[UPDATE, October 21]: Six cases of pertussis have now been diagnosed at The Waldorf School of Santa Barbara, according to the county public health department.
Unless a parent files an exemption form for personal or medical reasons, state law requires children at the pre-K, kindergarten, and 7th grade level to be immunized against a number of infectious diseases including pertussis, hepatitis B, measles, and others. State law that went into effect this year requires parents be informed about the benefits and risks associated with vaccinations by a physician before submitting this form.
Seventy-two percentage of children at the Waldorf Early Childhood program opted out of some or all vaccinations, according to state records. This school year, 31 percent of children at the preschool are not immunized against pertussis; 16 percent are partially immunized against pertussis, according to the school.
[UPDATE, October 20]: Five cases of pertussis have now been confirmed at Waldorf School Santa Barbara. The fifth case was confirmed over the weekend; the first was reported on October 10.
On Sunday, the school issued this statement:
“The Waldorf School of Santa Barbara does all it can to ensure the safety and health of the children inour school. This includes requiring parents to immunize their children according to California state standards. We encourage all parents to consult with their physician regarding their immunizations. WSSB continues to work with the Public Health Department, Goleta Union School District Officials and Hope School District Officials to take steps to ensure the safety of our community during the current statewide pertussis epidemic.”
[ORIGINAL REPORT]: Four cases of pertussis, or whooping cough as it’s known, have been diagnosed at The Waldorf School of Santa Barbara lower campus, which shares a site with the Vieja Valley Elementary School in Hope District. The children are ages four to seven. At the Waldorf preschool, 72 percent of families have opted out of getting their child vaccinated for personal belief reasons. Across the country, Waldorf schools tend to have high personal belief exemption rates. County Public Health Director Dr. Takashi Wada said with some concern the opt out rates are getting higher, and some prominent area pediatricians are deciding not to accept children who have not gotten all of their shots.
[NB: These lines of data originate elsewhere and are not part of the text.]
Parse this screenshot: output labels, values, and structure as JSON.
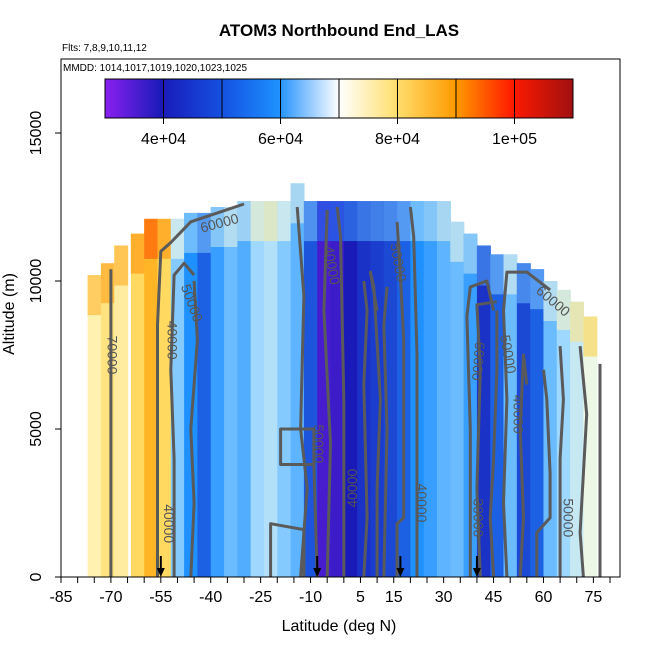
{
  "chart_data": {
    "type": "heatmap",
    "title": "ATOM3 Northbound End_LAS",
    "subtitle_flights": "Flts: 7,8,9,10,11,12",
    "subtitle_dates": "MMDD: 1014,1017,1019,1020,1023,1025",
    "xlabel": "Latitude (deg N)",
    "ylabel": "Altitude (m)",
    "xlim": [
      -85,
      83
    ],
    "ylim": [
      0,
      17500
    ],
    "xticks_minor": [
      -85,
      -80,
      -75,
      -70,
      -65,
      -60,
      -55,
      -50,
      -45,
      -40,
      -35,
      -30,
      -25,
      -20,
      -15,
      -10,
      -5,
      0,
      5,
      10,
      15,
      20,
      25,
      30,
      35,
      40,
      45,
      50,
      55,
      60,
      65,
      70,
      75,
      80
    ],
    "xtick_labels": [
      "-85",
      "-70",
      "-55",
      "-40",
      "-25",
      "-10",
      "5",
      "15",
      "30",
      "45",
      "60",
      "75"
    ],
    "ytick_labels": [
      "0",
      "5000",
      "10000",
      "15000"
    ],
    "colorbar": {
      "range": [
        30000,
        110000
      ],
      "breaks": [
        30000,
        40000,
        50000,
        60000,
        70000,
        80000,
        90000,
        100000,
        110000
      ],
      "tick_labels": [
        "4e+04",
        "6e+04",
        "8e+04",
        "1e+05"
      ],
      "colors": [
        "#8a20f0",
        "#1a1ab8",
        "#1e90ff",
        "#9fd8ff",
        "#ffffe0",
        "#ffd040",
        "#ff8c00",
        "#ff1a00",
        "#a01010"
      ]
    },
    "arrows_latitude": [
      -55,
      -8,
      17,
      40
    ],
    "contour_labels": [
      "60000",
      "50000",
      "40000",
      "50000",
      "60000",
      "70000",
      "40000",
      "50000",
      "40000",
      "40000",
      "40000",
      "60000",
      "50000",
      "40000",
      "30000",
      "50000"
    ],
    "columns": [
      {
        "x": -75,
        "top": 10200,
        "v": 73000
      },
      {
        "x": -71,
        "top": 10600,
        "v": 76000
      },
      {
        "x": -67,
        "top": 11200,
        "v": 74000
      },
      {
        "x": -62,
        "top": 11600,
        "v": 78000
      },
      {
        "x": -58,
        "top": 12100,
        "v": 84000
      },
      {
        "x": -54,
        "top": 12100,
        "v": 78000
      },
      {
        "x": -50,
        "top": 12100,
        "v": 58000
      },
      {
        "x": -46,
        "top": 12300,
        "v": 50000
      },
      {
        "x": -42,
        "top": 12300,
        "v": 46000
      },
      {
        "x": -38,
        "top": 12500,
        "v": 52000
      },
      {
        "x": -34,
        "top": 12500,
        "v": 56000
      },
      {
        "x": -30,
        "top": 12700,
        "v": 54000
      },
      {
        "x": -26,
        "top": 12700,
        "v": 60000
      },
      {
        "x": -22,
        "top": 12700,
        "v": 62000
      },
      {
        "x": -18,
        "top": 12700,
        "v": 58000
      },
      {
        "x": -14,
        "top": 13300,
        "v": 55000
      },
      {
        "x": -10,
        "top": 12700,
        "v": 45000
      },
      {
        "x": -6,
        "top": 12700,
        "v": 36000
      },
      {
        "x": -2,
        "top": 12700,
        "v": 37000
      },
      {
        "x": 2,
        "top": 12700,
        "v": 40000
      },
      {
        "x": 6,
        "top": 12700,
        "v": 42000
      },
      {
        "x": 10,
        "top": 12700,
        "v": 43000
      },
      {
        "x": 14,
        "top": 12700,
        "v": 44000
      },
      {
        "x": 18,
        "top": 12700,
        "v": 46000
      },
      {
        "x": 22,
        "top": 12700,
        "v": 50000
      },
      {
        "x": 26,
        "top": 12700,
        "v": 52000
      },
      {
        "x": 30,
        "top": 12700,
        "v": 55000
      },
      {
        "x": 34,
        "top": 12000,
        "v": 56000
      },
      {
        "x": 38,
        "top": 11600,
        "v": 52000
      },
      {
        "x": 42,
        "top": 11200,
        "v": 42000
      },
      {
        "x": 46,
        "top": 10900,
        "v": 46000
      },
      {
        "x": 50,
        "top": 10900,
        "v": 56000
      },
      {
        "x": 54,
        "top": 10600,
        "v": 44000
      },
      {
        "x": 58,
        "top": 10400,
        "v": 46000
      },
      {
        "x": 62,
        "top": 10000,
        "v": 56000
      },
      {
        "x": 66,
        "top": 9700,
        "v": 60000
      },
      {
        "x": 70,
        "top": 9300,
        "v": 64000
      },
      {
        "x": 74,
        "top": 8800,
        "v": 68000
      }
    ]
  }
}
“I would view that as a pretty critical public health problem for us,” said Dr. Wada. Public health experts say that the threshold “herd immunity” requires 92 percent of children to be vaccinated. A child can be diagnosed with the disease even if he or she has been immunized.
There have been 78 cases of pertussis in the county so far this year, which translates to a 17.9 case rate — lower than the statewide rate of 22.9 (per 100,000 population). As of October 7, there have been 8,749 cases reported in California, which is about three times higher than it was in the same time frame last year.
North County schools tend to have lower personal exemption belief rates while South County has pockets of high opt-out rates. “That’s a concern for us,” Wada added. Less than a year ago, the state public health department created a website to publicize the exemption rates broken down by schools.
Pertussis is a bacterial infection that spreads through coughing or sneezing. The illness can be very dangerous, especially for infants and one-year-olds. It is also cyclical, and public health officials see an uptick every three-five years. For instance, four years ago, county public health officials saw a rise in cases, 66, and two years ago the number was down to 11 cases. Last year, there were 28 cases.
To promote immunizations, public health officials have launched campaigns, partnered with schools, and created an online map to show the location of every licensed child-care facility that has 10 or more students.